キスリング展監修・村上哲さん解説⑦エピローグ:ふたつの世界のはざまで

キスリング展監修・村上哲さん解説⑦エピローグ:ふたつの世界のはざまで

エピローグ

2度の世界大戦に見舞われた時代、ポーランドのユダヤ人として生まれながらも、フランス人として生きることを選んだキスリング。ふたつの民族のはざまで揺れ動いたその人生は、葛藤に満ちたものだった。
フランスの美の洗礼を受けてもなお、画面を覆い尽くすものはユダヤの血の匂いである。キスリングの絵のなかで、艶やかな色彩と陰鬱な影とがせめぎあい、存在と虚無とが背中合わせとなる。
ふたつの顔がせめぎあうこの二面性こそ、キスリングの画風を特徴づけるものであった。そのメランコリックな感覚は、異なるふたつの世界のはざまに生きた画家の心情を映し出す。また絵画史への観点からも、キスリングの画面には前衛と古典という新旧ふたつの価値観が折り重なる。

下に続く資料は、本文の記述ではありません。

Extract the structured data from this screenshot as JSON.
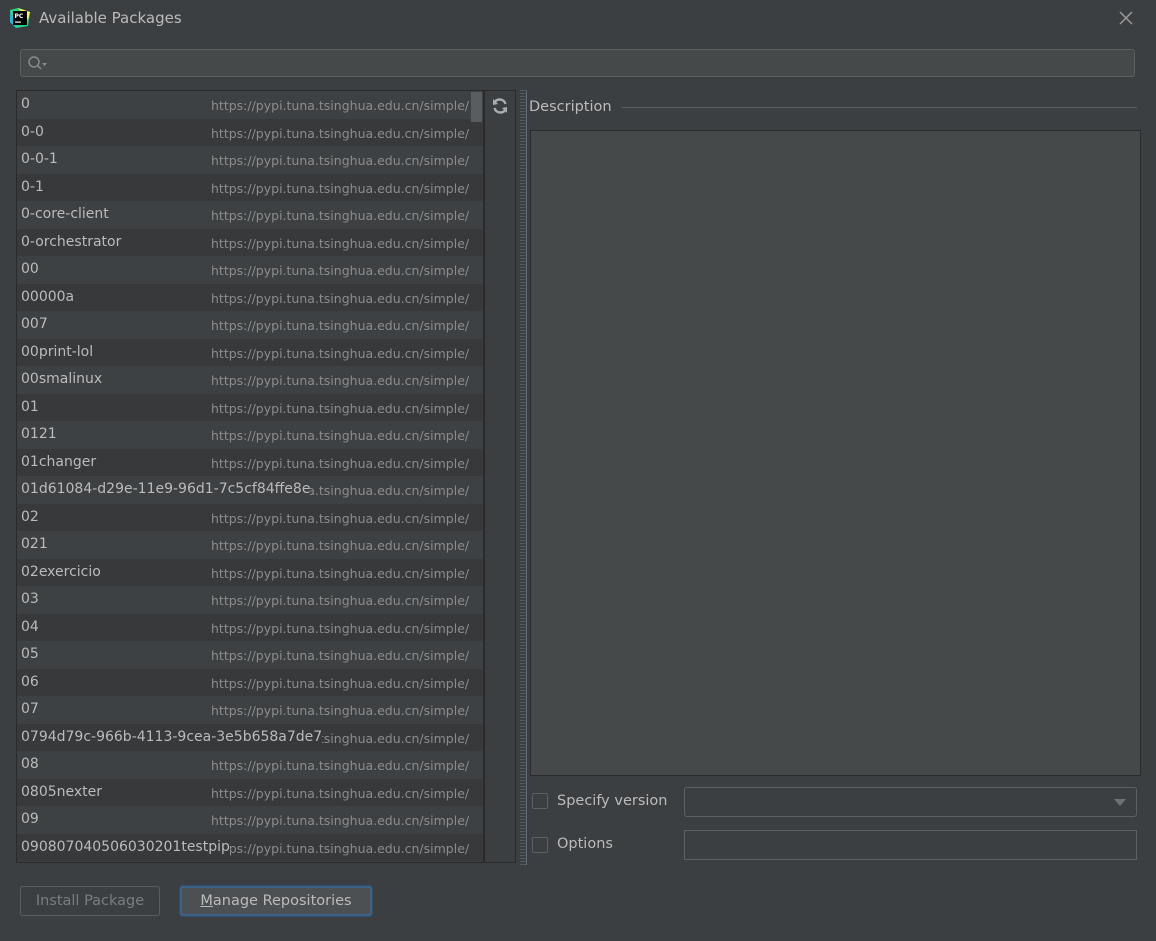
{
  "window": {
    "title": "Available Packages",
    "app_icon": "pycharm-icon",
    "close_icon": "close-icon"
  },
  "search": {
    "value": "",
    "placeholder": "",
    "icon": "search-icon"
  },
  "packages": [
    {
      "name": "0",
      "repo": "https://pypi.tuna.tsinghua.edu.cn/simple/"
    },
    {
      "name": "0-0",
      "repo": "https://pypi.tuna.tsinghua.edu.cn/simple/"
    },
    {
      "name": "0-0-1",
      "repo": "https://pypi.tuna.tsinghua.edu.cn/simple/"
    },
    {
      "name": "0-1",
      "repo": "https://pypi.tuna.tsinghua.edu.cn/simple/"
    },
    {
      "name": "0-core-client",
      "repo": "https://pypi.tuna.tsinghua.edu.cn/simple/"
    },
    {
      "name": "0-orchestrator",
      "repo": "https://pypi.tuna.tsinghua.edu.cn/simple/"
    },
    {
      "name": "00",
      "repo": "https://pypi.tuna.tsinghua.edu.cn/simple/"
    },
    {
      "name": "00000a",
      "repo": "https://pypi.tuna.tsinghua.edu.cn/simple/"
    },
    {
      "name": "007",
      "repo": "https://pypi.tuna.tsinghua.edu.cn/simple/"
    },
    {
      "name": "00print-lol",
      "repo": "https://pypi.tuna.tsinghua.edu.cn/simple/"
    },
    {
      "name": "00smalinux",
      "repo": "https://pypi.tuna.tsinghua.edu.cn/simple/"
    },
    {
      "name": "01",
      "repo": "https://pypi.tuna.tsinghua.edu.cn/simple/"
    },
    {
      "name": "0121",
      "repo": "https://pypi.tuna.tsinghua.edu.cn/simple/"
    },
    {
      "name": "01changer",
      "repo": "https://pypi.tuna.tsinghua.edu.cn/simple/"
    },
    {
      "name": "01d61084-d29e-11e9-96d1-7c5cf84ffe8e",
      "repo": "https://pypi.tuna.tsinghua.edu.cn/simple/"
    },
    {
      "name": "02",
      "repo": "https://pypi.tuna.tsinghua.edu.cn/simple/"
    },
    {
      "name": "021",
      "repo": "https://pypi.tuna.tsinghua.edu.cn/simple/"
    },
    {
      "name": "02exercicio",
      "repo": "https://pypi.tuna.tsinghua.edu.cn/simple/"
    },
    {
      "name": "03",
      "repo": "https://pypi.tuna.tsinghua.edu.cn/simple/"
    },
    {
      "name": "04",
      "repo": "https://pypi.tuna.tsinghua.edu.cn/simple/"
    },
    {
      "name": "05",
      "repo": "https://pypi.tuna.tsinghua.edu.cn/simple/"
    },
    {
      "name": "06",
      "repo": "https://pypi.tuna.tsinghua.edu.cn/simple/"
    },
    {
      "name": "07",
      "repo": "https://pypi.tuna.tsinghua.edu.cn/simple/"
    },
    {
      "name": "0794d79c-966b-4113-9cea-3e5b658a7de7",
      "repo": "https://pypi.tuna.tsinghua.edu.cn/simple/"
    },
    {
      "name": "08",
      "repo": "https://pypi.tuna.tsinghua.edu.cn/simple/"
    },
    {
      "name": "0805nexter",
      "repo": "https://pypi.tuna.tsinghua.edu.cn/simple/"
    },
    {
      "name": "09",
      "repo": "https://pypi.tuna.tsinghua.edu.cn/simple/"
    },
    {
      "name": "090807040506030201testpip",
      "repo": "https://pypi.tuna.tsinghua.edu.cn/simple/"
    }
  ],
  "toolbar": {
    "refresh_icon": "refresh-icon"
  },
  "description": {
    "label": "Description",
    "content": ""
  },
  "options": {
    "specify_version_label": "Specify version",
    "specify_version_checked": false,
    "version_value": "",
    "options_label": "Options",
    "options_checked": false,
    "options_value": ""
  },
  "buttons": {
    "install_label": "Install Package",
    "manage_mnemonic": "M",
    "manage_rest": "anage Repositories"
  },
  "colors": {
    "background": "#3c3f41",
    "focus_border": "#3d6185",
    "text": "#bbbbbb",
    "muted_text": "#8c8c8c"
  }
}
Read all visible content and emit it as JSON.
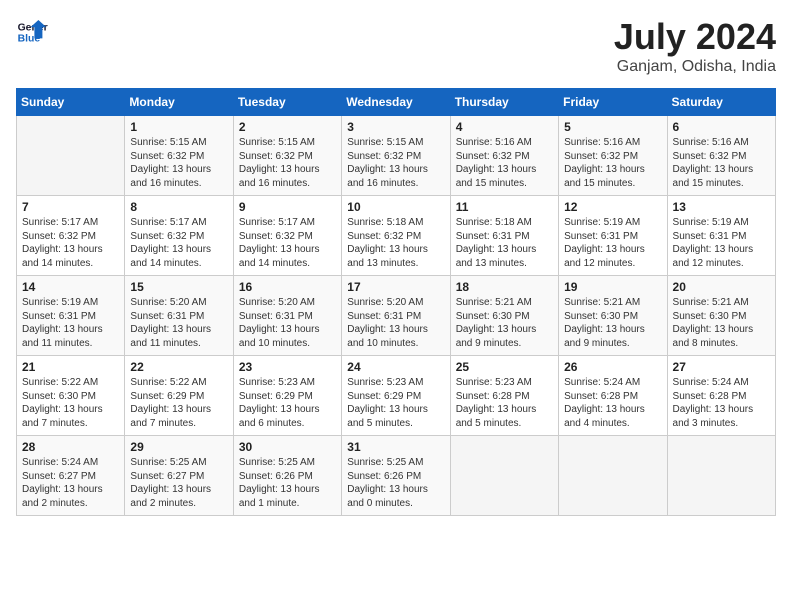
{
  "header": {
    "logo_line1": "General",
    "logo_line2": "Blue",
    "month": "July 2024",
    "location": "Ganjam, Odisha, India"
  },
  "weekdays": [
    "Sunday",
    "Monday",
    "Tuesday",
    "Wednesday",
    "Thursday",
    "Friday",
    "Saturday"
  ],
  "weeks": [
    [
      {
        "day": "",
        "info": ""
      },
      {
        "day": "1",
        "info": "Sunrise: 5:15 AM\nSunset: 6:32 PM\nDaylight: 13 hours\nand 16 minutes."
      },
      {
        "day": "2",
        "info": "Sunrise: 5:15 AM\nSunset: 6:32 PM\nDaylight: 13 hours\nand 16 minutes."
      },
      {
        "day": "3",
        "info": "Sunrise: 5:15 AM\nSunset: 6:32 PM\nDaylight: 13 hours\nand 16 minutes."
      },
      {
        "day": "4",
        "info": "Sunrise: 5:16 AM\nSunset: 6:32 PM\nDaylight: 13 hours\nand 15 minutes."
      },
      {
        "day": "5",
        "info": "Sunrise: 5:16 AM\nSunset: 6:32 PM\nDaylight: 13 hours\nand 15 minutes."
      },
      {
        "day": "6",
        "info": "Sunrise: 5:16 AM\nSunset: 6:32 PM\nDaylight: 13 hours\nand 15 minutes."
      }
    ],
    [
      {
        "day": "7",
        "info": "Sunrise: 5:17 AM\nSunset: 6:32 PM\nDaylight: 13 hours\nand 14 minutes."
      },
      {
        "day": "8",
        "info": "Sunrise: 5:17 AM\nSunset: 6:32 PM\nDaylight: 13 hours\nand 14 minutes."
      },
      {
        "day": "9",
        "info": "Sunrise: 5:17 AM\nSunset: 6:32 PM\nDaylight: 13 hours\nand 14 minutes."
      },
      {
        "day": "10",
        "info": "Sunrise: 5:18 AM\nSunset: 6:32 PM\nDaylight: 13 hours\nand 13 minutes."
      },
      {
        "day": "11",
        "info": "Sunrise: 5:18 AM\nSunset: 6:31 PM\nDaylight: 13 hours\nand 13 minutes."
      },
      {
        "day": "12",
        "info": "Sunrise: 5:19 AM\nSunset: 6:31 PM\nDaylight: 13 hours\nand 12 minutes."
      },
      {
        "day": "13",
        "info": "Sunrise: 5:19 AM\nSunset: 6:31 PM\nDaylight: 13 hours\nand 12 minutes."
      }
    ],
    [
      {
        "day": "14",
        "info": "Sunrise: 5:19 AM\nSunset: 6:31 PM\nDaylight: 13 hours\nand 11 minutes."
      },
      {
        "day": "15",
        "info": "Sunrise: 5:20 AM\nSunset: 6:31 PM\nDaylight: 13 hours\nand 11 minutes."
      },
      {
        "day": "16",
        "info": "Sunrise: 5:20 AM\nSunset: 6:31 PM\nDaylight: 13 hours\nand 10 minutes."
      },
      {
        "day": "17",
        "info": "Sunrise: 5:20 AM\nSunset: 6:31 PM\nDaylight: 13 hours\nand 10 minutes."
      },
      {
        "day": "18",
        "info": "Sunrise: 5:21 AM\nSunset: 6:30 PM\nDaylight: 13 hours\nand 9 minutes."
      },
      {
        "day": "19",
        "info": "Sunrise: 5:21 AM\nSunset: 6:30 PM\nDaylight: 13 hours\nand 9 minutes."
      },
      {
        "day": "20",
        "info": "Sunrise: 5:21 AM\nSunset: 6:30 PM\nDaylight: 13 hours\nand 8 minutes."
      }
    ],
    [
      {
        "day": "21",
        "info": "Sunrise: 5:22 AM\nSunset: 6:30 PM\nDaylight: 13 hours\nand 7 minutes."
      },
      {
        "day": "22",
        "info": "Sunrise: 5:22 AM\nSunset: 6:29 PM\nDaylight: 13 hours\nand 7 minutes."
      },
      {
        "day": "23",
        "info": "Sunrise: 5:23 AM\nSunset: 6:29 PM\nDaylight: 13 hours\nand 6 minutes."
      },
      {
        "day": "24",
        "info": "Sunrise: 5:23 AM\nSunset: 6:29 PM\nDaylight: 13 hours\nand 5 minutes."
      },
      {
        "day": "25",
        "info": "Sunrise: 5:23 AM\nSunset: 6:28 PM\nDaylight: 13 hours\nand 5 minutes."
      },
      {
        "day": "26",
        "info": "Sunrise: 5:24 AM\nSunset: 6:28 PM\nDaylight: 13 hours\nand 4 minutes."
      },
      {
        "day": "27",
        "info": "Sunrise: 5:24 AM\nSunset: 6:28 PM\nDaylight: 13 hours\nand 3 minutes."
      }
    ],
    [
      {
        "day": "28",
        "info": "Sunrise: 5:24 AM\nSunset: 6:27 PM\nDaylight: 13 hours\nand 2 minutes."
      },
      {
        "day": "29",
        "info": "Sunrise: 5:25 AM\nSunset: 6:27 PM\nDaylight: 13 hours\nand 2 minutes."
      },
      {
        "day": "30",
        "info": "Sunrise: 5:25 AM\nSunset: 6:26 PM\nDaylight: 13 hours\nand 1 minute."
      },
      {
        "day": "31",
        "info": "Sunrise: 5:25 AM\nSunset: 6:26 PM\nDaylight: 13 hours\nand 0 minutes."
      },
      {
        "day": "",
        "info": ""
      },
      {
        "day": "",
        "info": ""
      },
      {
        "day": "",
        "info": ""
      }
    ]
  ]
}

《肖像画》1946年 個人蔵、協力:エドゥアール・マラング画廊
Courtesy Edouard Malingue Gallery

様々な価値観が交錯する時代にあって、キスリングは、常に「自分とは、何者であるか」ということを追い求めた画家であった。華麗なる独自のスタイルには、他の誰のでもない比類なき個性が際立つ。
回想のなかでキスリングは、「画家としての人生のすべては、真に、個人的な作品のみを産み出すべきであることを、私に教えてくれた。」と語っている。自らの存在理由と自分ならではの生き方を模索したその道行きは、画家としてのみならず、人間としてのアイデンティティーを探す旅路でもあった。エコール・ド・パリの誕生から100年、激動する世界と向き合ったひとりの画家の軌跡を辿ることは、20世紀のあの変革の時代へと思いを馳せる濃密な時間となる。(おわり)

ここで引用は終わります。